Opinion: Homework should decrease in Redlands Unified School District

By EMMIT MURPHY

Homework has been required in academic settings for years, but is it really helpful for students? This question has been thrown around within the academic setting for decades since it’s invention in 1905 as a punishment.

Homework is an unhelpful tool to students and it is about time it is removed or at least decreased in schools. Homework does not only increase burnout and take up more of students’ free time, but it doesn’t improve academic abilities, as well.

Burnout has already been a problem for students in the Redlands Unified School District, making it hard for students to actually learn. This problem is escalated with teachers giving out homework on the weekends, which are supposed to be students’ break days. 

Redlands High School freshman Adrian Sandoval stated, “It’s a feeling that if you don’t face it, you feel even more disappointed, but if you deal with it, it ends with even more exhaustion — but that’s the only way to become calm and orderly again. If you don’t keep in the lines of managing time good and bad, it all ends up bad.”

The weekend homework point bleeds into the argument that homework takes too much of a students’ free time. Work life balance is constantly pushed in today’s society, but students are never able to achieve a healthy balance with the tons of homework pushed on them. Students are told that they should be able to have time outside of school, but the amount of homework received would tell them otherwise.

Citrus Valley sophomore Jasmine Rosales poses for a picture on November 12. The picture is supposed to symbolize the overbearing amount of work students receive.

With later start and end times, many students are unable to consistently get home at reasonable times. This means they could spend the rest of their evening doing tedious assignments that might not even help them.

This is the most common complaint among students: homework doesn’t help them improve academically. Alfie Kohn, an American lecturer and author with a focus on education, stated, “There is absolutely no evidence of any academic benefit from assigning homework in elementary or middle school.” 

Kohn also states, “At the high school level, the correlation is weak and tends to disappear when more sophisticated statistical measures are applied.”

What could be a solution to this homework problem? Simple, ban or decrease the amount of homework a student gets. 

Most, if not all, problems would be solved by just decreasing the amount of homework students get.

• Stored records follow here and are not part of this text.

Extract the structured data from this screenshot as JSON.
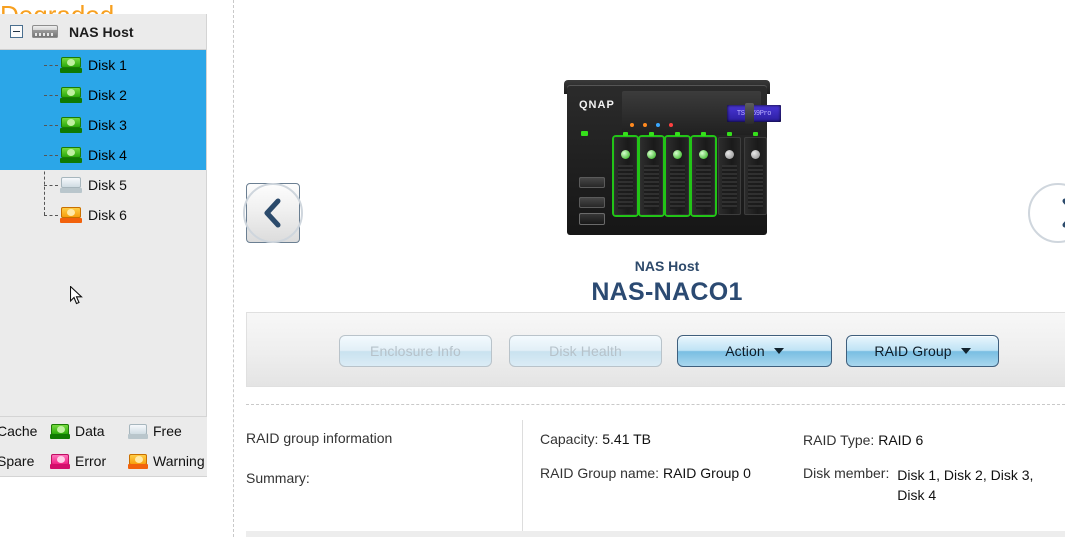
{
  "sidebar": {
    "host": {
      "label": "NAS Host",
      "icon": "nas-host-icon",
      "expander": "collapse-toggle"
    },
    "disks": [
      {
        "label": "Disk 1",
        "state": "data",
        "selected": true
      },
      {
        "label": "Disk 2",
        "state": "data",
        "selected": true
      },
      {
        "label": "Disk 3",
        "state": "data",
        "selected": true
      },
      {
        "label": "Disk 4",
        "state": "data",
        "selected": true
      },
      {
        "label": "Disk 5",
        "state": "free",
        "selected": false
      },
      {
        "label": "Disk 6",
        "state": "warning",
        "selected": false
      }
    ],
    "legend": {
      "row1": [
        {
          "label": "Cache",
          "state": "cache"
        },
        {
          "label": "Data",
          "state": "data"
        },
        {
          "label": "Free",
          "state": "free"
        }
      ],
      "row2": [
        {
          "label": "Spare",
          "state": "spare"
        },
        {
          "label": "Error",
          "state": "error"
        },
        {
          "label": "Warning",
          "state": "warning"
        }
      ]
    }
  },
  "device": {
    "brand": "QNAP",
    "lcd_text": "TS-669Pro",
    "bay_count": 6,
    "active_bays": 4,
    "subtitle": "NAS Host",
    "name": "NAS-NACO1"
  },
  "nav": {
    "prev": "previous-enclosure",
    "next": "next-enclosure"
  },
  "toolbar": {
    "enclosure_info": "Enclosure Info",
    "disk_health": "Disk Health",
    "action": "Action",
    "raid_group": "RAID Group"
  },
  "raid_info": {
    "title": "RAID group information",
    "summary_label": "Summary:",
    "summary_value": "Degraded",
    "summary_color": "#f7a020",
    "capacity_label": "Capacity:",
    "capacity_value": "5.41 TB",
    "group_name_label": "RAID Group name:",
    "group_name_value": "RAID Group 0",
    "raid_type_label": "RAID Type:",
    "raid_type_value": "RAID 6",
    "disk_member_label": "Disk member:",
    "disk_member_value": "Disk 1, Disk 2, Disk 3, Disk 4"
  }
}
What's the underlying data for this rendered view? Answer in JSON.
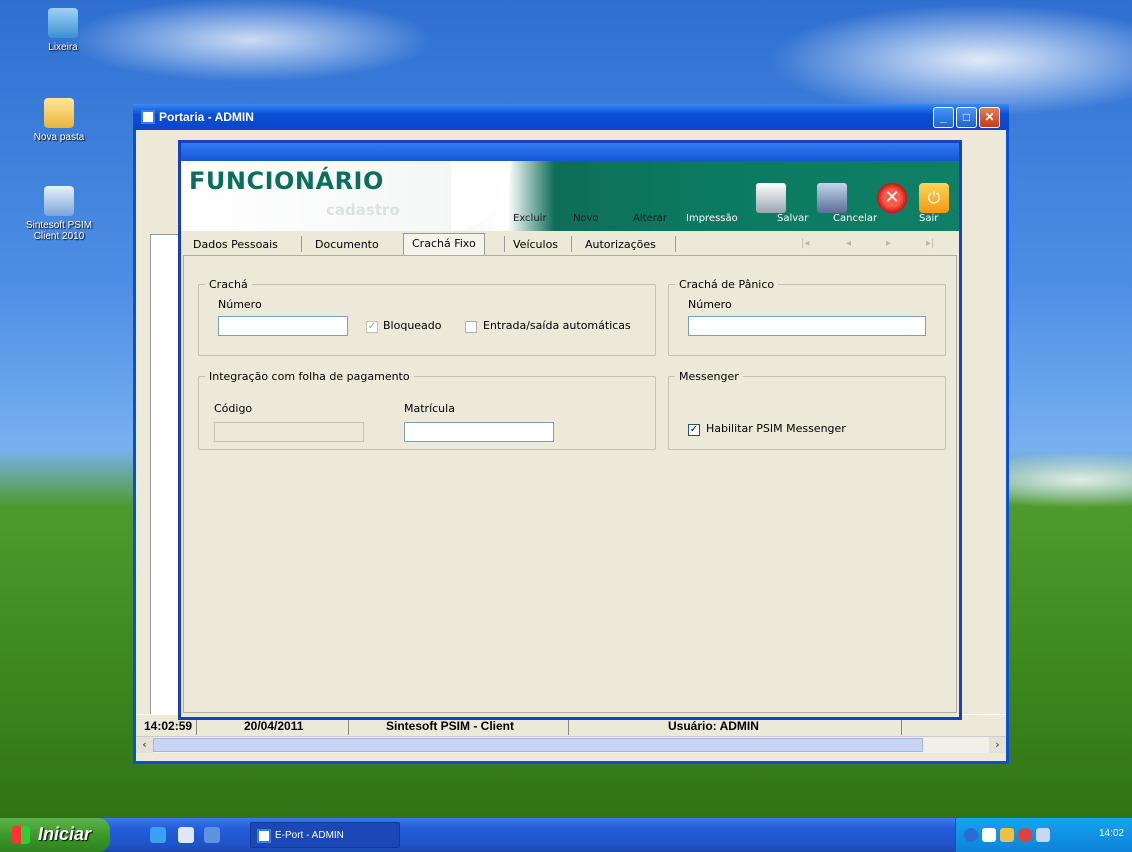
{
  "desktop": {
    "icons": [
      {
        "label": "Lixeira"
      },
      {
        "label": "Nova pasta"
      },
      {
        "label": "Sintesoft PSIM Client 2010"
      }
    ]
  },
  "window": {
    "title": "Portaria - ADMIN",
    "status": {
      "time": "14:02:59",
      "date": "20/04/2011",
      "app": "Sintesoft PSIM - Client",
      "user": "Usuário: ADMIN"
    }
  },
  "dialog": {
    "title": "FUNCIONÁRIO",
    "subtitle": "cadastro",
    "toolbar": {
      "excluir": "Excluir",
      "novo": "Novo",
      "alterar": "Alterar",
      "impressao": "Impressão",
      "salvar": "Salvar",
      "cancelar": "Cancelar",
      "sair": "Sair"
    },
    "tabs": [
      "Dados Pessoais",
      "Documento",
      "Crachá Fixo",
      "Veículos",
      "Autorizações"
    ],
    "active_tab": "Crachá Fixo",
    "cracha": {
      "legend": "Crachá",
      "numero_label": "Número",
      "numero_value": "",
      "bloqueado_label": "Bloqueado",
      "bloqueado_checked": true,
      "entrada_label": "Entrada/saída automáticas",
      "entrada_checked": false
    },
    "cracha_panico": {
      "legend": "Crachá de Pânico",
      "numero_label": "Número",
      "numero_value": ""
    },
    "integracao": {
      "legend": "Integração com folha de pagamento",
      "codigo_label": "Código",
      "codigo_value": "",
      "matricula_label": "Matrícula",
      "matricula_value": ""
    },
    "messenger": {
      "legend": "Messenger",
      "habilitar_label": "Habilitar PSIM Messenger",
      "habilitar_checked": true
    }
  },
  "taskbar": {
    "start_label": "Iniciar",
    "task_label": "E-Port - ADMIN",
    "clock": "14:02"
  }
}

Burnout would be decreased and students would have more free time without homework.

Homework has been a problem for most students for years and it’s about time something is done about it. 

It’s time districts learn what Doctor Kevin C. Costly of Arkansas Tech University has found in his research, that “In-school supervised study had a greater impact on achievement than homework, and achievement did not increase when students spent more time on homework.”